When it comes to the future of the growing “sharing economy,” things are far from clear. Two California juries are set to decide cases that could have wide-ranging implications on the industry that has grown up around Uber, Lyft, and other car-hire services.
Plaintiffs allege that the companies treat drivers as independent contractors even though they should be considered full employees, which would require Uber to provide sick days, health insurance and other benefits. Judge Vince Chhabria, who is presiding over the Lyft case, wrote that the jurors “will be handed a square peg and asked to choose between two round holes.”
Chhabria wrote that because he believes the labor laws, which employ legal tests to determine whether a worker is a contractor or an employee, are outdated.
For some workers, it’s clear.
Drew Bathe drives for Uber in Richmond, Virginia. He’s an EMT, and he’s usually in his car. “Uber was just a perfect opportunity to continue to use my car,” Bathe says. He says he can “sign on when I want and sign off when I want.”
He usually drives around during periods of high demand, in what’s known as “surge pricing.” Bathe says he can make about $40 an hour. But other workers use Uber, Lyft, TaskRabbit and Mechanical Turk much more frequently, and they more closely resemble full time workers.
Wilma Liebman, former chair of the National Labor Relations Board, says that’s because “we now have work opportunities that no one would have thought of a few years ago.”
“Back when the labor laws were enacted,” Liebman says, “what we generally saw were large, vertically integrated corporations that did all aspects of the work.” Think Standard Oil and U.S. Steel.
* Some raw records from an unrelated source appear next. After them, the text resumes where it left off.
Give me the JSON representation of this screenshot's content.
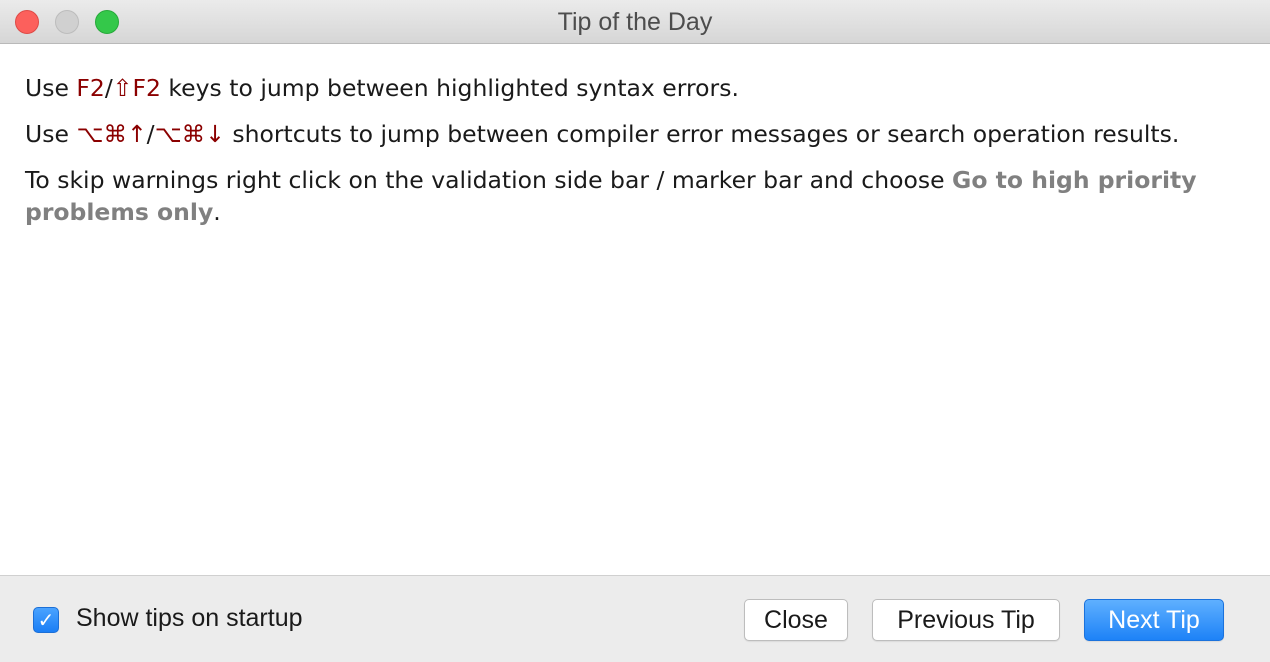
{
  "window": {
    "title": "Tip of the Day"
  },
  "tip": {
    "line1": {
      "prefix": "Use ",
      "key1": "F2",
      "sep": "/",
      "key2": "⇧F2",
      "suffix": " keys to jump between highlighted syntax errors."
    },
    "line2": {
      "prefix": "Use ",
      "key1": "⌥⌘↑",
      "sep": "/",
      "key2": "⌥⌘↓",
      "suffix": " shortcuts to jump between compiler error messages or search operation results."
    },
    "line3": {
      "prefix": "To skip warnings right click on the validation side bar / marker bar and choose ",
      "action": "Go to high priority problems only",
      "suffix": "."
    }
  },
  "footer": {
    "checkbox_checked": true,
    "checkbox_label": "Show tips on startup",
    "close_label": "Close",
    "previous_label": "Previous Tip",
    "next_label": "Next Tip"
  },
  "colors": {
    "key": "#8b0000",
    "action": "#808080",
    "primary_button": "#1d82f7"
  }
}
Applying the employee/contractor test back then would yield clear results. The person who paints your house is an independent contractor. They have control over the tools, the means to do the job, how the complete the job. Employees are subject to employer-imposed restriction dress, appearance, tools and so on.
In recent years, some corporations have been accused of deliberately miscategorizing their workers as independent contractors in order to avoid the costs of hiring an employee, such as social security and payroll taxes, as well as health benefits. Fedex is appealing a Kansas supreme court ruling that said its drivers are actually employees.
Robert Reich, who was Labor Secretary during the Clinton Administration, says it’s a trend that’s been going on for years.
“As I looked on a case-by-case basis, it was clear to me that some employers were doing it purely to save money and they were doing it as a way of circumventing all of these labor laws,” Reich says.
But what’s going on with sharing economy companies is a bit different, according to Elizabeth Kennedy, a professor of law at Loyola University Maryland.
She agrees with the statement by Judge Edward M. Chen, who is presiding over the Uber case, that it “strains credulity” for Uber to argue it is a tech company and not a car company. But, Kennedy says, it’s important to remember that apps like Uber started out small.
“How do we find this middle ground that recognizes the economic reality of the worker performing the service and also recognizes these businesses can scale up and reach a point where that relationship perhaps changes over time,” she says.
But there might be another way. Back in 2005, Kennedy wrote about how other countries had dealt with this pool of workers who fall between clear-cut employees and independent contractors: a third way, called “dependent contractor.”